Dataset Splits No The paper mentions 'training graph Gtrain' and 'testing graph Gtest' and refers to using subsets for few-shot experiments (e.g., '1000 (or 2000) training triplets'), but it does not explicitly provide details about a distinct validation set split or percentages for data partitioning (e.g., '80/10/10 split').
Hardware Specification Yes We implement APST1 based on the SOTA Sentence Transformer (all-mpnet-base-v22) using Py Torch and train it on two NVIDIA Tesla V100 GPUs with 32GB RAM.
Software Dependencies No We implement APST1 based on the SOTA Sentence Transformer (all-mpnet-base-v22) using Py Torch and train it on two NVIDIA Tesla V100 GPUs with 32GB RAM. (Lacks specific version for PyTorch)

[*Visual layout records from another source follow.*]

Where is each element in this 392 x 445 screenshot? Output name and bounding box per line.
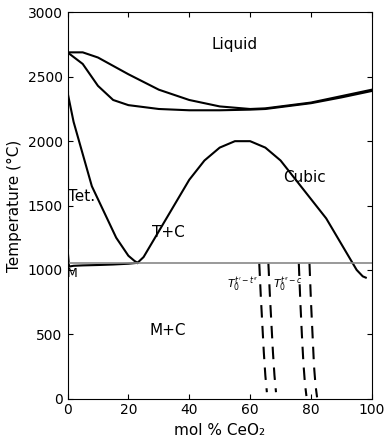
- Text: T+C: T+C: [152, 225, 184, 240]
- Text: Liquid: Liquid: [212, 37, 258, 52]
- Text: M: M: [67, 267, 78, 280]
- Text: Tet.: Tet.: [68, 189, 95, 204]
- Text: Cubic: Cubic: [283, 170, 326, 185]
- Text: $T_0^{t'-t''}$: $T_0^{t'-t''}$: [227, 276, 258, 294]
- Y-axis label: Temperature (°C): Temperature (°C): [7, 139, 22, 271]
- Text: $T_0^{t''-c}$: $T_0^{t''-c}$: [273, 276, 303, 294]
- X-axis label: mol % CeO₂: mol % CeO₂: [174, 423, 265, 438]
- Text: M+C: M+C: [150, 323, 186, 338]
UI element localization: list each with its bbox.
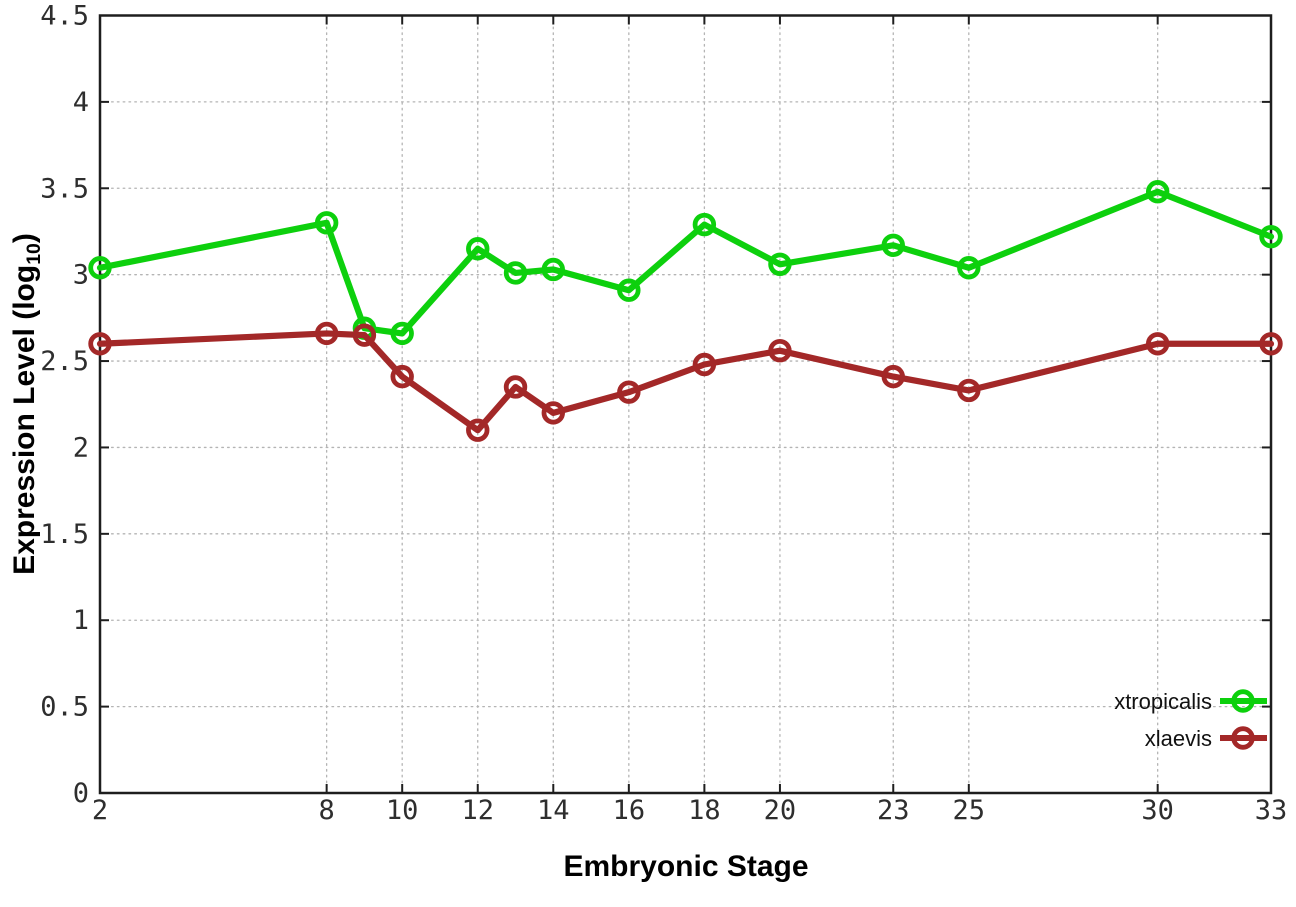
series-line-xlaevis bbox=[96, 330, 1275, 434]
data-point-xlaevis bbox=[503, 375, 528, 399]
data-point-xtropicalis bbox=[314, 211, 339, 235]
y-tick-label: 1 bbox=[73, 605, 89, 636]
x-tick-label: 33 bbox=[1255, 795, 1288, 826]
data-point-xlaevis bbox=[768, 338, 792, 363]
data-point-xtropicalis bbox=[957, 256, 981, 280]
legend-label-xtropicalis: xtropicalis bbox=[1114, 689, 1212, 714]
x-tick-label: 16 bbox=[613, 795, 646, 826]
data-point-xlaevis bbox=[466, 418, 490, 442]
data-point-xtropicalis bbox=[692, 212, 717, 237]
plot-border bbox=[98, 14, 1273, 795]
legend-marker-xtropicalis bbox=[1231, 689, 1255, 713]
y-tick-label: 4.5 bbox=[40, 1, 89, 32]
y-axis-title-subscript: 10 bbox=[22, 243, 45, 265]
data-point-xtropicalis bbox=[88, 256, 112, 280]
data-point-xlaevis bbox=[1259, 332, 1283, 356]
data-point-xtropicalis bbox=[503, 261, 528, 285]
y-tick-label: 4 bbox=[73, 87, 89, 118]
y-tick-label: 2 bbox=[73, 432, 89, 463]
legend-label-xlaevis: xlaevis bbox=[1145, 726, 1212, 751]
y-tick-label: 2.5 bbox=[40, 346, 89, 377]
x-tick-label: 18 bbox=[688, 795, 721, 826]
x-tick-label: 2 bbox=[92, 795, 108, 826]
y-tick-label: 0 bbox=[73, 778, 89, 809]
data-point-xlaevis bbox=[1145, 332, 1170, 356]
y-axis-title-suffix: ) bbox=[8, 233, 42, 244]
y-tick-label: 3 bbox=[73, 260, 89, 291]
data-point-xlaevis bbox=[617, 380, 641, 404]
y-axis-title: Expression Level (log10) bbox=[8, 233, 46, 575]
data-point-xtropicalis bbox=[466, 237, 490, 261]
x-tick-label: 8 bbox=[319, 795, 335, 826]
data-point-xtropicalis bbox=[768, 252, 792, 276]
data-point-xlaevis bbox=[541, 401, 565, 425]
data-point-xlaevis bbox=[692, 352, 717, 377]
y-axis-title-text: Expression Level (log bbox=[8, 264, 42, 575]
data-point-xlaevis bbox=[957, 378, 981, 403]
x-tick-label: 25 bbox=[953, 795, 986, 826]
x-tick-label: 23 bbox=[877, 795, 910, 826]
series-line-xtropicalis bbox=[96, 188, 1275, 337]
data-point-xlaevis bbox=[352, 323, 377, 347]
y-tick-label: 1.5 bbox=[40, 519, 89, 550]
data-point-xlaevis bbox=[314, 321, 339, 346]
x-tick-label: 30 bbox=[1141, 795, 1174, 826]
legend-marker-xlaevis bbox=[1231, 726, 1255, 750]
y-tick-label: 0.5 bbox=[40, 692, 89, 723]
x-tick-label: 12 bbox=[461, 795, 494, 826]
data-point-xtropicalis bbox=[881, 233, 905, 257]
data-point-xtropicalis bbox=[617, 278, 641, 302]
data-point-xlaevis bbox=[390, 364, 414, 389]
data-point-xtropicalis bbox=[541, 257, 565, 282]
x-tick-label: 20 bbox=[764, 795, 797, 826]
x-tick-label: 10 bbox=[386, 795, 419, 826]
data-point-xtropicalis bbox=[390, 321, 414, 346]
data-point-xlaevis bbox=[881, 364, 905, 389]
data-point-xtropicalis bbox=[1259, 224, 1283, 249]
y-tick-label: 3.5 bbox=[40, 173, 89, 204]
x-axis-title: Embryonic Stage bbox=[563, 850, 809, 883]
x-tick-label: 14 bbox=[537, 795, 570, 826]
data-point-xlaevis bbox=[88, 332, 112, 356]
data-point-xtropicalis bbox=[1145, 180, 1170, 204]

Experiment Setup No The paper describes the loss function used (cosine embedding loss with margin M), the input sentence formulations, and the AP filtering mechanism with thresholds (AP accuracy, AP recall). However, it does not provide specific numerical values for common training hyperparameters such as learning rate, batch size, number of epochs, the specific value of margin M, or the filtering thresholds.